WASHINGTON – A group of multi-institutional researchers has developed new metamaterial slabs that will help improve the sensitivity of the telescopes being built at the preeminent Simons Observatory in Chile. The slabs were introduced into receivers for use at the observatory by 2022.
The Simons Observatory is at the heart of an ambitious effort to measure the microwave cosmic background – electromagnetic radiation emitted from the early stages of the universe – using some of the largest and most solemn ground-based telescopes on earth. These dimensions help to develop our understanding of how the universe began, what it is made of and how it became what it is today.
“Simons Observatory telescopes use an ultra-sensitive wavelength camera to measure the large footprint with unprecedented sensitivity,” said lead author Zhilei Xu of the University of Pennsylvania. used in the camera to capture environmental emissions that can obscure the signals we want to measure. “
In the journal Optical Society (OSA) Applied optics, the researchers show that the metamaterial microwave slabs they developed absorb more than 99 percent of millimeter wave radiation and retain their properties at very low temperatures in the the millimeter wave camera is working.
“Because the tiles can be made by injecting commercially available materials, they are an economical, mass-produced and easy-to-apply solution to what has long been a problem, “Xu said. “With this technology, the Simons Observatory will change our understanding of the universe from many angles, including the beginning of the universe, the creation and evolution of the galaxies and the diminution of the first stars.”
Working at low temperatures
Ground-based millimeter wave telescopes use cryogenic temperature-cooled capture devices to reduce noise and thus increase sensitivity. Disposal technology has advanced to the point where any amount of stray light can reduce the image while also reducing the sensitivity of the detector. A better way to remove stray light inside the receivers would be to make more sense of the faint signals coming from depths within a space.
However, developing a material that can distract light while operating at such low temperatures is very challenging. Previous attempts resulted in materials that could not be cooled efficiently to cryogenic temperatures or did not achieve the required combination of low viscosity and high absorption. Other solutions have also been difficult to install or challenging to mass production.

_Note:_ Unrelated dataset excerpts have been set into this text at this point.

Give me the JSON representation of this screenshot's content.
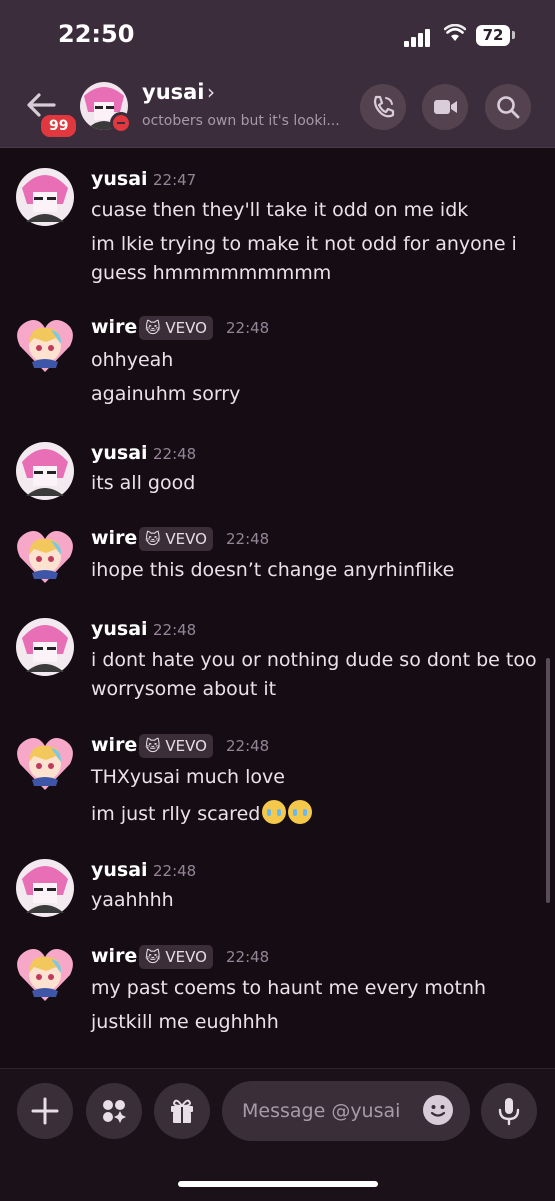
{
  "status_bar": {
    "time": "22:50",
    "battery": "72"
  },
  "header": {
    "unread_badge": "99",
    "name": "yusai",
    "chevron": "›",
    "custom_status": "octobers own but it's looki...",
    "buttons": [
      "voice-call",
      "video-call",
      "search"
    ]
  },
  "messages": [
    {
      "author": "yusai",
      "tag": "",
      "time": "22:47",
      "lines": [
        "cuase then they'll take it odd on me idk",
        "im lkie trying to make it not odd for anyone i",
        "guess hmmmmmmmmm"
      ]
    },
    {
      "author": "wire",
      "tag": "VEVO",
      "time": "22:48",
      "lines": [
        "ohhyeah",
        "againuhm sorry"
      ]
    },
    {
      "author": "yusai",
      "tag": "",
      "time": "22:48",
      "lines": [
        "its all good"
      ]
    },
    {
      "author": "wire",
      "tag": "VEVO",
      "time": "22:48",
      "lines": [
        "ihope this doesn’t change anyrhinflike"
      ]
    },
    {
      "author": "yusai",
      "tag": "",
      "time": "22:48",
      "lines": [
        "i dont hate you or nothing dude so dont be too",
        "worrysome about it"
      ]
    },
    {
      "author": "wire",
      "tag": "VEVO",
      "time": "22:48",
      "lines": [
        "THXyusai much love",
        "im just rlly scared"
      ]
    },
    {
      "author": "yusai",
      "tag": "",
      "time": "22:48",
      "lines": [
        "yaahhhh"
      ]
    },
    {
      "author": "wire",
      "tag": "VEVO",
      "time": "22:48",
      "lines": [
        "my past coems to haunt me every motnh",
        "justkill me eughhhh"
      ]
    }
  ],
  "composer": {
    "placeholder": "Message @yusai"
  },
  "colors": {
    "header_bg": "#3b2d3c",
    "chat_bg": "#160d14",
    "badge_red": "#e0383e",
    "tag_bg": "#3c2e39"
  }
}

To overcome these challenges, the researchers turned to metamaterials because they can be engineered to achieve specific properties that do not occur in nature. After complex electromagnetic simulation studies, the researchers designed metamaterials based on a material that combined carbon and plastic grains.
Reducing reflection
Although the plastic material showed full inclusion in the desired microwave section of the electromagnetic spectrum, the surface was exposed to a lot of radiation before it could penetrate the material for inclusion. . To reduce the shadow, the researchers applied a reflective face mask that was specifically designed using a spray nozzle.
“The low-shadow surface combined with high-absorbency material allows the metamaterial absorber slabs to deliver an excellent range of unwanted signals at cryogenic temperatures close to zero,” Xu said.

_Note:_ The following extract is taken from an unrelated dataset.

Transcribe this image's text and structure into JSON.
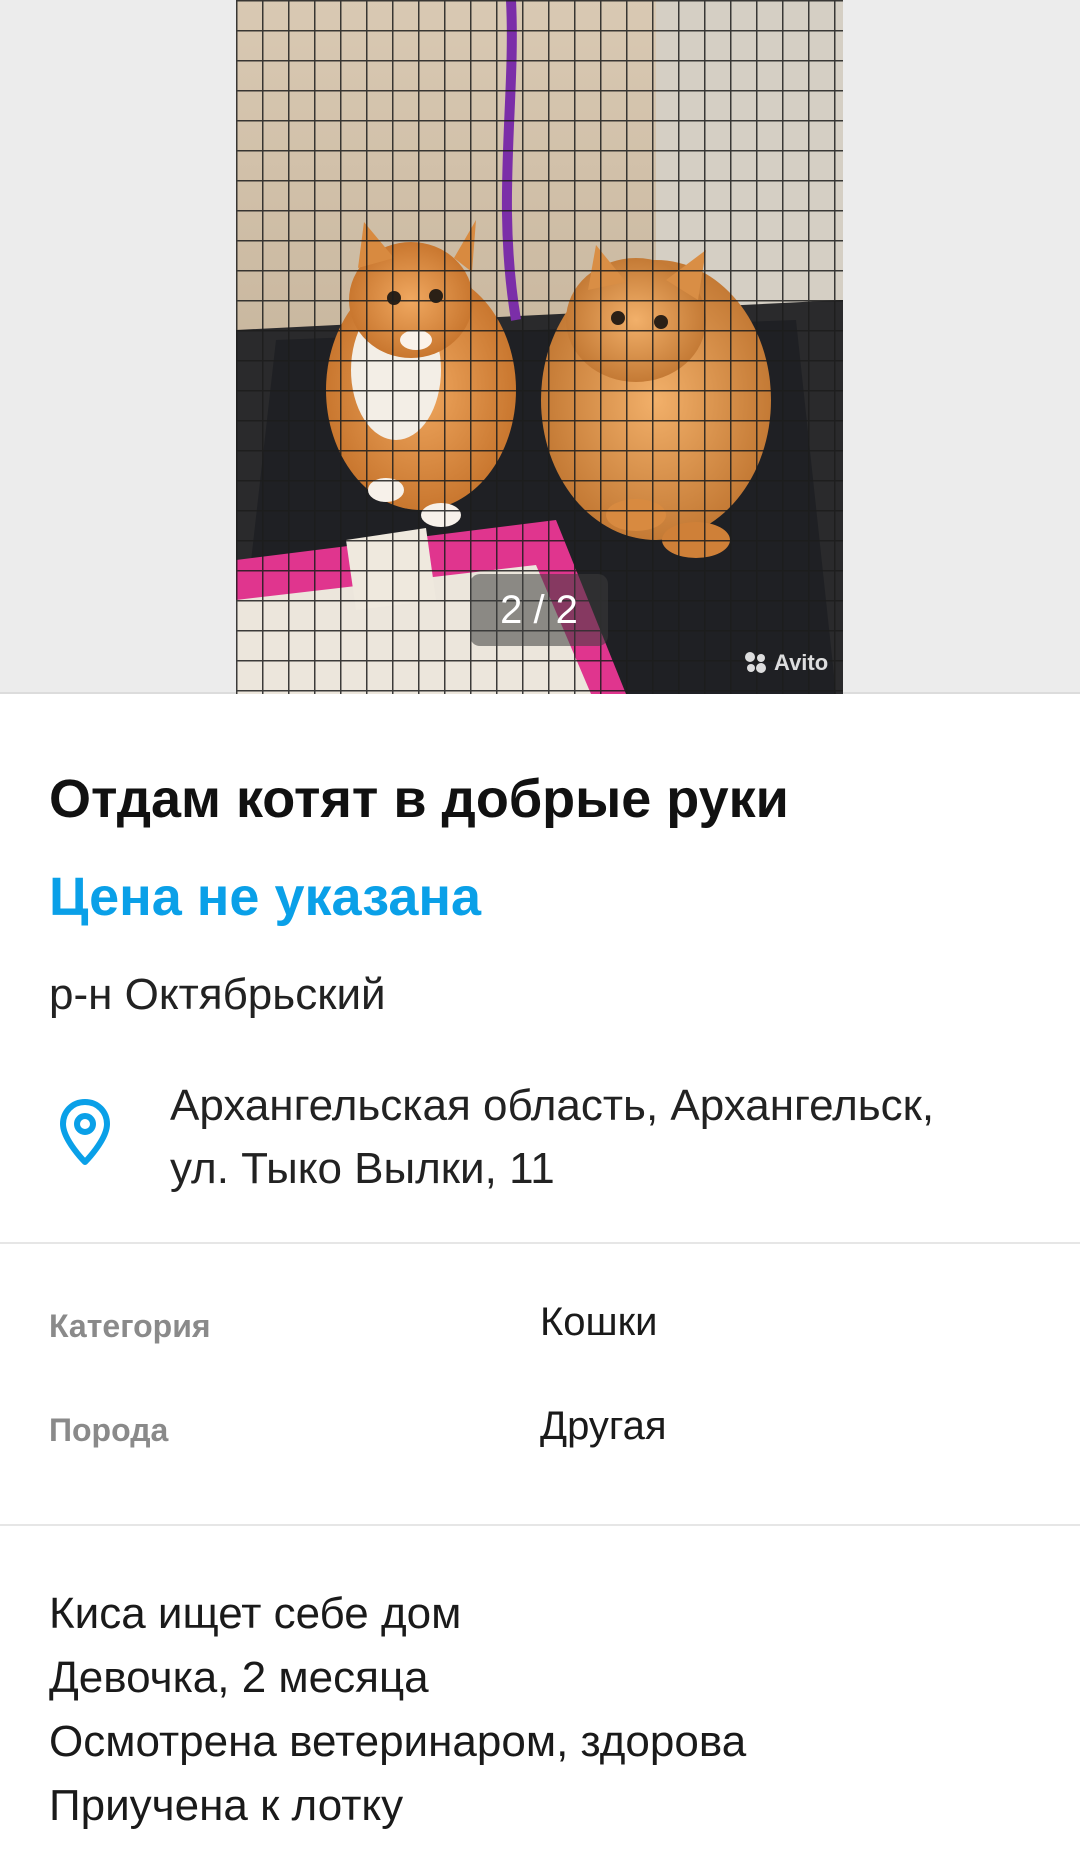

After ensuring that slabs made of the new metamaterial could survive mechanically from room temperature to cryogenic temperature, the researchers proved that they could be cooled efficiently to 27272 °. C (-458 ° F) and then measure the optical performance. “We developed a custom test facility to measure tile performance with full confidence,” said Grace Chesmore, a graduate student at the University of Chicago who led the optical measurement of this research. The experiment showed that the metamaterial properties exhibited excellent reflection properties with low scattering and captured almost all of the incoming photons.
“As detector sensitivity continues to improve for millimeter wave telescopes, it is critical to control scattered photons,” Xu said. “The successful combination of metamaterial fabrication and injection molding opens up many opportunities for scientific instrument design of millimeter wave instrument.”
###
The work was the result of a major global collaboration that included researchers from the University of Pennsylvania, the University of Chicago, the Goddard Space Flight Center, the Massachusetts Institute of Technology and other institutions.

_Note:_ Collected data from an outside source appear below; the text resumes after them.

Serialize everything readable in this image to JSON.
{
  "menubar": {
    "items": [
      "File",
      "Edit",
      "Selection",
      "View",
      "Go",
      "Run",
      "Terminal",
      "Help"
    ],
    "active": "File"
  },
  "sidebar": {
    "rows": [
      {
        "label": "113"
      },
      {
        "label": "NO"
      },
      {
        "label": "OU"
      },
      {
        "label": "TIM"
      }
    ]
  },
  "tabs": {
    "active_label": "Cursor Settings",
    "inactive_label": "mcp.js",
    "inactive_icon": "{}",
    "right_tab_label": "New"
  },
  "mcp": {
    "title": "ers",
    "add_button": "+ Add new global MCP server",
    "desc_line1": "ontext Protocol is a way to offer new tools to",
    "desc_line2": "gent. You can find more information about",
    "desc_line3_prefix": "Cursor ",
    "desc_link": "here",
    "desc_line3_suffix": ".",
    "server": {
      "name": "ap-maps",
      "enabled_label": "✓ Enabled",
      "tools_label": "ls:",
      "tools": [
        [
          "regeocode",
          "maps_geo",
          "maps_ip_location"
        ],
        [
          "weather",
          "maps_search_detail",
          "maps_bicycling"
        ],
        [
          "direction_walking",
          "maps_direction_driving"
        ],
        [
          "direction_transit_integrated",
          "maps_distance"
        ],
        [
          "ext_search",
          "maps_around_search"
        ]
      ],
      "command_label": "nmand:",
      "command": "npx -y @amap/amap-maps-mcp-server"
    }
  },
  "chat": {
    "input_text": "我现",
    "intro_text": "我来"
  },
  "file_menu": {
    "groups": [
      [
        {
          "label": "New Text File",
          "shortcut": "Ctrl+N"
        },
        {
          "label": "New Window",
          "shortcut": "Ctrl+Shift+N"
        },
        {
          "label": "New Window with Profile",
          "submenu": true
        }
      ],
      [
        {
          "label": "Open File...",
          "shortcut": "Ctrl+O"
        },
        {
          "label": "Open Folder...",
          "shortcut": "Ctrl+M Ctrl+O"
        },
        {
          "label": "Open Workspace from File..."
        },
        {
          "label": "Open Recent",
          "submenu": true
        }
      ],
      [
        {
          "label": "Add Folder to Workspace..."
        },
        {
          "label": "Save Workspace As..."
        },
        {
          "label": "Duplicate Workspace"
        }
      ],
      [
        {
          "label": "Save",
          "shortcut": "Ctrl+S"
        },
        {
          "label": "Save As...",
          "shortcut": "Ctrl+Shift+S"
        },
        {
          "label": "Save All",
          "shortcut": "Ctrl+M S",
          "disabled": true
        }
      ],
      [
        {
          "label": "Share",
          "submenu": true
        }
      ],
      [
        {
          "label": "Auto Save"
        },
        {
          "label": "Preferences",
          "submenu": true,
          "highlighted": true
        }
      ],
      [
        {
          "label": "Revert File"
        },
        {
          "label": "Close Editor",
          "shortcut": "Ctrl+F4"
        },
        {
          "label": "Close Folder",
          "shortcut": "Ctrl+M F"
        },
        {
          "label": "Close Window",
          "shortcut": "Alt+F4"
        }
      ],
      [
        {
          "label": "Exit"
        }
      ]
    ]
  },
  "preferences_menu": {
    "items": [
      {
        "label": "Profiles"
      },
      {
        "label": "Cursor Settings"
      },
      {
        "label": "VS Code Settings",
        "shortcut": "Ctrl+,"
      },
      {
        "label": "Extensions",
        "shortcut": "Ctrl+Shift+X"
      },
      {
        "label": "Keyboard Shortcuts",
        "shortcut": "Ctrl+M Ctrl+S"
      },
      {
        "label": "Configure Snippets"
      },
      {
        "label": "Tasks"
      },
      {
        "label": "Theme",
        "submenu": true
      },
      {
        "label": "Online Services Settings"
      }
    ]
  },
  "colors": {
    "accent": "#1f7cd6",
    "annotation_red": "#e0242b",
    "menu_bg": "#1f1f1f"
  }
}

Paper: Z. Xu, GE Chesmore, S. Adachi, AM Ali, A. Bazarko, G. Coppi, M. Devlin, T. Devlin, SR Dicker, PA Gallardo, JE Golec, JE Gudmundsson, K. Harrington, M. Hattori, A. Kofman, K. Kiuchi, A. Kusaka, M. Limon, F. Matsuda, J. McMahon, F. Nati, MD Niemack, A. Suzuki, GP Teply, RJ Thornton, EJ Wollack, M. Zannoni, N. Zhu, “Simons Theater: Absorber Metamaterial Microwave (MMA) and its Cryogenic Applications,” Applied optics, 60, 4, 864-874 (2021). DOI: https: /
Disclaimer: AAAS and EurekAlert! they are not responsible for the accuracy of press releases posted to EurekAlert! by sending institutions or for using any information through the EurekAlert system.